I used to date men who were obsessed with their creative projects. After a while, I realized that I didn’t want them. I wanted to be them. I thought being close to that energy might be enough. I thought that being loved by someone who was willing to give himself completely to the creative process was enough. I met a musician once who was consumed by his creations. I put him on a pedestal. I had so much crazy lust for him it was almost stupid. But it wasn’t him—I hardly knew him—it was his focus, his total involvement and belief in what he did, that made me crazy. I wanted to have that kind of passion for myself. I should’ve been cherished. I refused to cherish myself. It was easier to pretend that all of that magic and passion belonged to someone else and that I had to ask permission to get a little taste of it.

You should be cherished, too. Cherish yourself. What kind of work are you doing in therapy? Is it time to stop being so good and start discovering what’s going to transform your life into something big and vibrant and shocking? Do you want to get little pats on the head and control your expectations and quietly hope for more? Or do you want to say, once and for all, “NO MORE KIND, MATURE SLEEPWALKING. NO MORE WISHY-WASHY DUDES WHO LOVE THEMSELVES BUT FIND ME WANTING.”
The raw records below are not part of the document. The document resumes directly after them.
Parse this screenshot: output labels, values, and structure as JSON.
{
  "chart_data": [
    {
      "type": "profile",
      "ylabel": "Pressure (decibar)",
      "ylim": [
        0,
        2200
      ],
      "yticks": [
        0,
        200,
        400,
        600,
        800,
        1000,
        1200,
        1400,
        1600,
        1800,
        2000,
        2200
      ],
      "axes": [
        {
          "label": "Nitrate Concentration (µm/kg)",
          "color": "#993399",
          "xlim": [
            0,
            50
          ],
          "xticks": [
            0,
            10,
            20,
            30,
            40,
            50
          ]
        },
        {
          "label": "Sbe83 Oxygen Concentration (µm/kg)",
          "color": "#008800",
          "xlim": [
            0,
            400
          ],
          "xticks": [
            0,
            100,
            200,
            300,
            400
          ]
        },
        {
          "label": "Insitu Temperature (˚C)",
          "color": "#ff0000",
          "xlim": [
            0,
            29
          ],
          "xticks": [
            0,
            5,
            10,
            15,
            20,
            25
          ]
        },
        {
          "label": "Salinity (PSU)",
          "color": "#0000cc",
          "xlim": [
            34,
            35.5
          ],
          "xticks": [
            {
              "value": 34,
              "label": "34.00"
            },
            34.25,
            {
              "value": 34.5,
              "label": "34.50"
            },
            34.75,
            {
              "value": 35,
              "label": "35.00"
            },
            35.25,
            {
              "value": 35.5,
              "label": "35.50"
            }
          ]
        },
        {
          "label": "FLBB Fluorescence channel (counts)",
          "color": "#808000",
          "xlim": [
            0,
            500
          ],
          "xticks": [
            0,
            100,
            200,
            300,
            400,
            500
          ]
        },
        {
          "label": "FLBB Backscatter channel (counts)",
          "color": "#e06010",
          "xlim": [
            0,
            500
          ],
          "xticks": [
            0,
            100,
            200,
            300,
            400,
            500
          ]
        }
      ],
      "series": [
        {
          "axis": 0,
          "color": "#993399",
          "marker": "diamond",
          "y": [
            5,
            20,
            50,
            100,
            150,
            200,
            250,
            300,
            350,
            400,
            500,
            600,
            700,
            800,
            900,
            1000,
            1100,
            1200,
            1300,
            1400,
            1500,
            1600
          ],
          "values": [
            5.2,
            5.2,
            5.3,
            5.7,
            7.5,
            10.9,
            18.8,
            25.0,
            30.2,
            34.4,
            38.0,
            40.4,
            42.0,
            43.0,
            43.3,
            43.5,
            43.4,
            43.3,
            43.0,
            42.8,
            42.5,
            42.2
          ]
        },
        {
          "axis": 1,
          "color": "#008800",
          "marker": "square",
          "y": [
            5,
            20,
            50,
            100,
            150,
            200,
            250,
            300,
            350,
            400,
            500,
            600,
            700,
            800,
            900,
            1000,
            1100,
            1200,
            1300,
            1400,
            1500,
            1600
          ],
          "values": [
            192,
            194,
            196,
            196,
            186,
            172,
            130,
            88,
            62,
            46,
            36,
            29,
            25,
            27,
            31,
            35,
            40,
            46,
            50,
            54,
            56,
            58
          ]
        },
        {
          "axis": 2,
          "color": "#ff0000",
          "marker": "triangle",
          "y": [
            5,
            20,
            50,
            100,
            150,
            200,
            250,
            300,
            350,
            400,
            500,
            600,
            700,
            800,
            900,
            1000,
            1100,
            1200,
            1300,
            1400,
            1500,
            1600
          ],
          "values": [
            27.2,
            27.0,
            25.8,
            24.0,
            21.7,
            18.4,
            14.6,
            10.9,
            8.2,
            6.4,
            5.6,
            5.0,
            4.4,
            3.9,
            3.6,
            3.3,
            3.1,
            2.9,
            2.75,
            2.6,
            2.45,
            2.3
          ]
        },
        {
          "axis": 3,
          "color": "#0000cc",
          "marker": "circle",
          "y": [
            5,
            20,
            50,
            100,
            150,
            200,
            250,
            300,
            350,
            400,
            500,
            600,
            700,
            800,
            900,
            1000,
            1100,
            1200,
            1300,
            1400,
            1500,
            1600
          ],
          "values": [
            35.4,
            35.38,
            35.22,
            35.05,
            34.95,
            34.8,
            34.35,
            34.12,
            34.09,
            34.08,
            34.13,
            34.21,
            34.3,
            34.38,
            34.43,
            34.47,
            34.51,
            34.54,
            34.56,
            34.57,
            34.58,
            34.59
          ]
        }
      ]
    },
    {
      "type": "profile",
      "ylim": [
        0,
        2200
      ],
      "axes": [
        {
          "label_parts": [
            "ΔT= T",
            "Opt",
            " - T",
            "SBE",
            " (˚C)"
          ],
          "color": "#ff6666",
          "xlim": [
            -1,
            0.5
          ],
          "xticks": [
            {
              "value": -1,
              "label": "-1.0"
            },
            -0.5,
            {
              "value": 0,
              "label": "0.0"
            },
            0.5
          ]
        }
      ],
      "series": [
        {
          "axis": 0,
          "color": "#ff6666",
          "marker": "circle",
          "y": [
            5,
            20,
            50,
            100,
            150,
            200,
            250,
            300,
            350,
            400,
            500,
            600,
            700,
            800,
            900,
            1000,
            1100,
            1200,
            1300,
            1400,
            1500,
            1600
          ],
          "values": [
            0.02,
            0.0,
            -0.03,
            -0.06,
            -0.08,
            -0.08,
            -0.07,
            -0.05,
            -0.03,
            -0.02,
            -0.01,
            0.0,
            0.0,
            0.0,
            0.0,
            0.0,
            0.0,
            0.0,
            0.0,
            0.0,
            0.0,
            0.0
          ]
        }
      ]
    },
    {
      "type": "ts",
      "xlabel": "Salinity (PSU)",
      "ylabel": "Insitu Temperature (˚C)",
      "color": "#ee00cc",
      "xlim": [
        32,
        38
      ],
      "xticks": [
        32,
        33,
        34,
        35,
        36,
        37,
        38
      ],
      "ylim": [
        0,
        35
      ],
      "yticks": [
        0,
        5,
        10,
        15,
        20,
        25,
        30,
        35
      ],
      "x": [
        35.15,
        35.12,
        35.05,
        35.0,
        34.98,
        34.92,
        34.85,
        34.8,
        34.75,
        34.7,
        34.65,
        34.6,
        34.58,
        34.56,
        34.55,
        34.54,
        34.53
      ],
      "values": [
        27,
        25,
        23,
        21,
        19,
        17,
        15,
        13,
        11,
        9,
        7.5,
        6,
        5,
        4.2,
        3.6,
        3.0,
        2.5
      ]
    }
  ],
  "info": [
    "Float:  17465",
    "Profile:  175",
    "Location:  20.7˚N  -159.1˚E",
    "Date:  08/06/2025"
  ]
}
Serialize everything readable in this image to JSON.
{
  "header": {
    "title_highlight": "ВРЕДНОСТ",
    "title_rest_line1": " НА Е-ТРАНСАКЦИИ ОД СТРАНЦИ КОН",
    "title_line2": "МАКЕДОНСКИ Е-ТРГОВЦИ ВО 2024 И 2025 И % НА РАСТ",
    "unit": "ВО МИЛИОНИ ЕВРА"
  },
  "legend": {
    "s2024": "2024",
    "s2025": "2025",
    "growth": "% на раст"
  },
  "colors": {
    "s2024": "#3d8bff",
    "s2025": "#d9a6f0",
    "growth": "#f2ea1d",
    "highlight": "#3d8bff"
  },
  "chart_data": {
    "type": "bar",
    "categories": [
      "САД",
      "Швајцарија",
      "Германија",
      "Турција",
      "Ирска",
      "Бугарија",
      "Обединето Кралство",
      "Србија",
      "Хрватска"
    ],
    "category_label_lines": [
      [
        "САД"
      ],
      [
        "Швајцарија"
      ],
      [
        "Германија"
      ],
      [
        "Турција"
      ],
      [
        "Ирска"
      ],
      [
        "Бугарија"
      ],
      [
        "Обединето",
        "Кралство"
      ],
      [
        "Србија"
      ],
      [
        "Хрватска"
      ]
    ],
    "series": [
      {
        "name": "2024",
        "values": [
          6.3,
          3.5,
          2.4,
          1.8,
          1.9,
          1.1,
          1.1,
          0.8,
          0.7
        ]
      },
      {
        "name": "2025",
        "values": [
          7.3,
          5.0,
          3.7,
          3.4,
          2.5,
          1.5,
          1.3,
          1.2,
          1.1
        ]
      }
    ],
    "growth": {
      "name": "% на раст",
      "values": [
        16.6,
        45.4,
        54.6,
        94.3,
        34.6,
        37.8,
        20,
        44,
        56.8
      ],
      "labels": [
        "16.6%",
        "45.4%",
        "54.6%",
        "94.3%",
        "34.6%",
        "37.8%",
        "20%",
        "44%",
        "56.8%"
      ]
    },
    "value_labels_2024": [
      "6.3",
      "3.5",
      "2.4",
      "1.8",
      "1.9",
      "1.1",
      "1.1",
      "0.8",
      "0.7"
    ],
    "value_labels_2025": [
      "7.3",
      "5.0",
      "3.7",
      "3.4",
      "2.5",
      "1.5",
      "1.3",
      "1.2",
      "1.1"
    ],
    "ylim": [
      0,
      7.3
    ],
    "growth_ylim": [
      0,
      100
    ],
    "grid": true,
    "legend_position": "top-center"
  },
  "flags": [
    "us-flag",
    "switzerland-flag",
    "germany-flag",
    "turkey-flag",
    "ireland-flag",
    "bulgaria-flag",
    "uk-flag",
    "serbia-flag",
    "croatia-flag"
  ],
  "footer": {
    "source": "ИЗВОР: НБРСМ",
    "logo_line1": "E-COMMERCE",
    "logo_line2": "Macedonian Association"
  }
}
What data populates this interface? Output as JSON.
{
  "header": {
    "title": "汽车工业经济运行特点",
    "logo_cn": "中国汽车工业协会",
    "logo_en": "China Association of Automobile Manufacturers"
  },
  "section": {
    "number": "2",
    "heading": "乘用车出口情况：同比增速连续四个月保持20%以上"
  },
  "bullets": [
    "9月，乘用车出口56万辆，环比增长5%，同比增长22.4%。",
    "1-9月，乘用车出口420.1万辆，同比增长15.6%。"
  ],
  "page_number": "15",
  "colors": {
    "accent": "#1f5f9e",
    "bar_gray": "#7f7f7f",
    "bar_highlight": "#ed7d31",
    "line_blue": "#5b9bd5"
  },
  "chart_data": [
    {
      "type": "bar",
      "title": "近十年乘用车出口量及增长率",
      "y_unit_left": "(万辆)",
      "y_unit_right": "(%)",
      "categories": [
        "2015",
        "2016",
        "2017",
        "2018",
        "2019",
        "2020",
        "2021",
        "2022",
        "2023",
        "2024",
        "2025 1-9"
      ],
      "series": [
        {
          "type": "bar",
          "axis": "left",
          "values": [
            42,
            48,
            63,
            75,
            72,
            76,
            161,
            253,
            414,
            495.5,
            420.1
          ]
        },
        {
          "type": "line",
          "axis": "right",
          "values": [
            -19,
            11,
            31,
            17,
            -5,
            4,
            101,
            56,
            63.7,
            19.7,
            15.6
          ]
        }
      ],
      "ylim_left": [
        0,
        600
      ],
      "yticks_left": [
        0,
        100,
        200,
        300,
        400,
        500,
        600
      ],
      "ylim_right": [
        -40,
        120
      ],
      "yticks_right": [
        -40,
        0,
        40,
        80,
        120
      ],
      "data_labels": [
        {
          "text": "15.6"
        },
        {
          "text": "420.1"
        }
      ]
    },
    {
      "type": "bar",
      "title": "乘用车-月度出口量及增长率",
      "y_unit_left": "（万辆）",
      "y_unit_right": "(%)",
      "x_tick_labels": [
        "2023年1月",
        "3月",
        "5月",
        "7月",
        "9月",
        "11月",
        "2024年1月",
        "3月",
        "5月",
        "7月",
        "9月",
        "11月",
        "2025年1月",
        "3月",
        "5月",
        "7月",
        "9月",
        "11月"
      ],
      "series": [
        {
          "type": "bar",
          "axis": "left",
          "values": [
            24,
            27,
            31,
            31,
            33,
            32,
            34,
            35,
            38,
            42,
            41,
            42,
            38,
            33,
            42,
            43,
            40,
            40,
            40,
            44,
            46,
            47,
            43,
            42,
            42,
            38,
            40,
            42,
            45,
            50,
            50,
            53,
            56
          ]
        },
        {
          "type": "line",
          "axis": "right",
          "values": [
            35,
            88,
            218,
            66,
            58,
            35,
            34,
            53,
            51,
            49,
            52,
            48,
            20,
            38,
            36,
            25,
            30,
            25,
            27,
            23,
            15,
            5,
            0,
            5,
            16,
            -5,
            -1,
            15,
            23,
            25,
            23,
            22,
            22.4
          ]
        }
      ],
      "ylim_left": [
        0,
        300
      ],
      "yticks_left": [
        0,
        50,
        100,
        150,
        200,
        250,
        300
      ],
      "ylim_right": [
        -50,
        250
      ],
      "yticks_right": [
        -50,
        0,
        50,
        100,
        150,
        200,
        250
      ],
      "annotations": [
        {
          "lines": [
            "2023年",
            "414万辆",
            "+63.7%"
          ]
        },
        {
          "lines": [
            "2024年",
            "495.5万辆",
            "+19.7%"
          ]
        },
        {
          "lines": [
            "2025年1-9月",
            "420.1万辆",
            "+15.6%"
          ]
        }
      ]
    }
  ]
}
It’s time to forget about being lovable. And in fact, it’s time to forsake someone else’s idea of what gives you a spark or no spark. Block the “other” from this picture. No more audience. You are the cherished and the cherisher. You are the eminently lovable and the lover. You are a million brilliant sparks, flashing against a midnight sky. Stop making room for someone else to sit down. Fuck “good” partners. Fuck waiting to be let in. You are already in. You are in. Cherish yourself.

Fuck wondering if you’re lovable. Fuck asking someone else, “Am I there yet?” Fuck listening for the answer. Fuck waiting, alone, for a verdict that never comes. Don’t grow up to be one of those women with a perpetual question mark etched into her brow: Am I good? Am I lovable? Am I enough?

You are here. Sit down. Feel your potential in this moment. You have accepted too little for too long. That is changing today. Breathe in. Draw a picture of yourself. Tape it to the wall, with the words “YOU ARE HERE.” You are here. Cherish yourself.